A pipe or a butt was half a tun in volume. Perhaps the most famous butt was that in which the Duke of Clarence was supposed to have been drowned on 18th February 1478. Although there is no incontrovertible evidence that this was the way poor old George was assassinated, it makes for a good story. A puncheon held a third of a tun and possibly was so called because the barrel was marked with a punch to denote its contents. A puncheon had an alternative name, tertian, which clearly denotes that its volume was a third of a tun.

A hogshead of wine was the next size down and that denoted a volume equal to half of a butt or a quarter of a tun. A tierce held half a puncheon or a third of a butt or a sixth of a tun. The Oxford English Dictionary notes that the term was first used in printed English to denote a measurement of volume in 1531. The poet and playwright, Ben Johnson, in his role as poet laureate, successfully negotiated a pay rise in 1630. Part of the enhanced pay and benefits package was an annual tierce of Canary wine, doubtless to aid inspiration.
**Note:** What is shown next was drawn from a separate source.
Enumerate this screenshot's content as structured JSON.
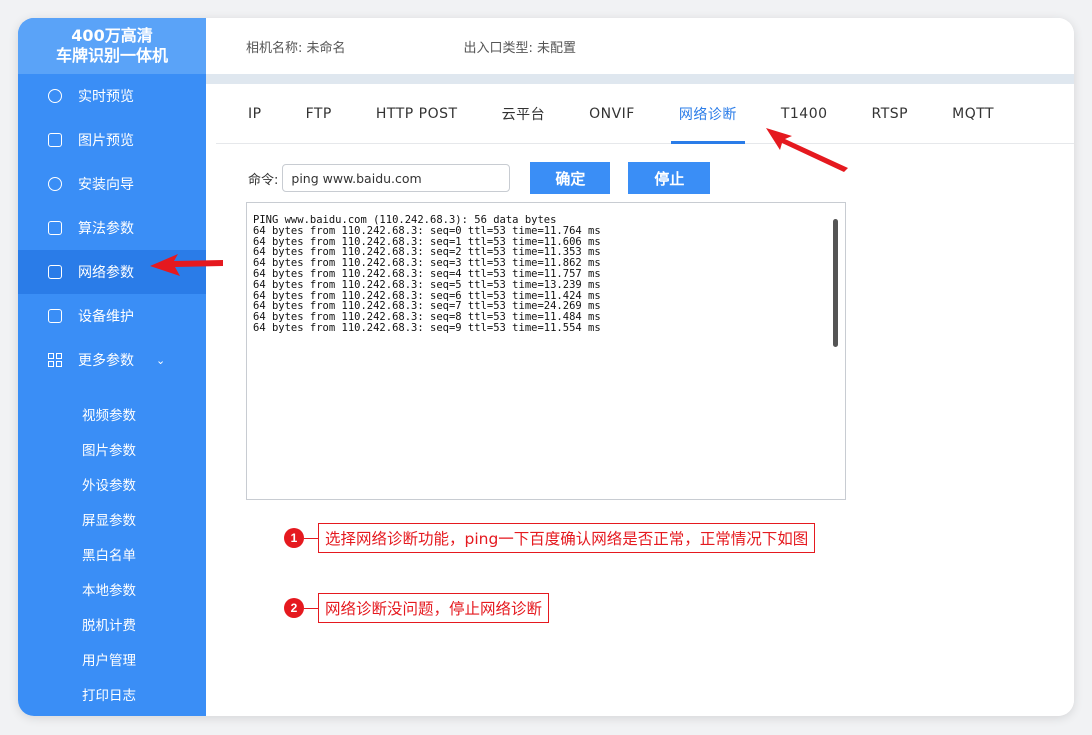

This not inconsiderable perquisite went with the position until the disastrous appointment of Henry James Pye in 1790 – his verse could have done with the benefit of copious quantities of alcohol.

To complete the set, a wine barrel was half a hogshead or an eighth of a tun or 26.25 gallons and rundlet a seventh of a butt or a fourteenth of a tun.

I think I will just stick with a bottle for the time being.

Pee Of The Week

It’s a funny thing but whenever I’m watering the garden, I almost immediately feel the need to relieve myself. Fortunately, I have sufficient self-control to make it to the toilet before letting go. Not so, I learned this week, stable staff when they are mucking out their horses. Their habit of having a wazz, whilst going about their horsekeeping duties, is so endemic that trainers are now erecting signs in their yards reminding their staff not to urinate in the boxes.

It all came to light when a horse, Wotadoll, finished unplaced in a race in Wolverhampton last year but was found to have a metabolite of the painkiller, Tramadol, in her system. An enquiry has revealed that the probable cause was Shaun Cuddy having a wazz while mucking out. So seriously have the British Horseracing Authority taken this behaviour that they fined the horse’s trainer £750 for spending a penny.

Leaving a deposit has had even more disastrous consequences for Andrew David Jensen who allegedly broke into a house in the Californian city of Thousand Oaks. Whilst he was rifling through the house owner’s possessions, he answered an urgent call of nature. The police were able to collect sufficient DNA from his poop to identify Jensen on their database. Some nine months after the burglary, he has had his collar felt and is up before the beak. Always flush after you’ve been is my motto.